In our discussion that summer I was espousing, which I do to this day, the Foucauldian way of legitimating political agency, whereas to Said Chomsky’s was the right path. But I remember with gratitude the eagerness with which he debated me, not from a superior perspective, but as a senior colleague with a different conviction.

The last time I met him was about three years ago. He was looking wan, but was dressed as sharply as ever. He hated to talk about his illness. All his interests were extroverted. As one of his prized students and one of my good friends, Professor Gauri Viswanathan put it: Every time something happened in the Middle East (West Asia), it gave him an impetus to live, speak and write. At that meeting, over dinner, he asked me about myself, my family, my projects, and if I was also writing for a large audience. That evening he had given a lecture to a packed house, and it felt strange and eerie to see Edward manifest fatigue during question and answer. At one point, he requested the moderator if we could stop with just one more question.

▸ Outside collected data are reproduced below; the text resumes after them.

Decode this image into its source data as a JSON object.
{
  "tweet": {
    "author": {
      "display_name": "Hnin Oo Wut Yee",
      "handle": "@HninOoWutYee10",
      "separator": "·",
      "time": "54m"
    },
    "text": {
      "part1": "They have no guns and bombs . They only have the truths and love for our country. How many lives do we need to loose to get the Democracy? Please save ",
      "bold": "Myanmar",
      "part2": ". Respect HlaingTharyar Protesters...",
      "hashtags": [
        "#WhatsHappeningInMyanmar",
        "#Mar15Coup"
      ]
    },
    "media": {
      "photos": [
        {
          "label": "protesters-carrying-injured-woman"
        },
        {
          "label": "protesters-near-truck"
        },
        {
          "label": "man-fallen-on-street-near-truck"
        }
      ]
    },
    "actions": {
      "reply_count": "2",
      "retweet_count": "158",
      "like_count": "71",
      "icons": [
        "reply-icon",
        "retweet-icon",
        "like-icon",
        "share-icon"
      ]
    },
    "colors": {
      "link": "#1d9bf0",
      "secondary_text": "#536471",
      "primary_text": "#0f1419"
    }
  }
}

But I, and we, those who agree with you and those who disagree with you, still have questions for you. And I, as a student, friend, and a political being in solidarity with you, wish with all my heart that you had tarried longer. Not because you had the answers, but you had a way of being in the world that made all the difference. Good bye, Edward W. Said.

Professor R. Radhakrishnan is a Visiting Fulbright Professor, English Department, Madras University and a Professor at the Department of English and Comparative Literature, University of Massachusetts, Amherst, United States.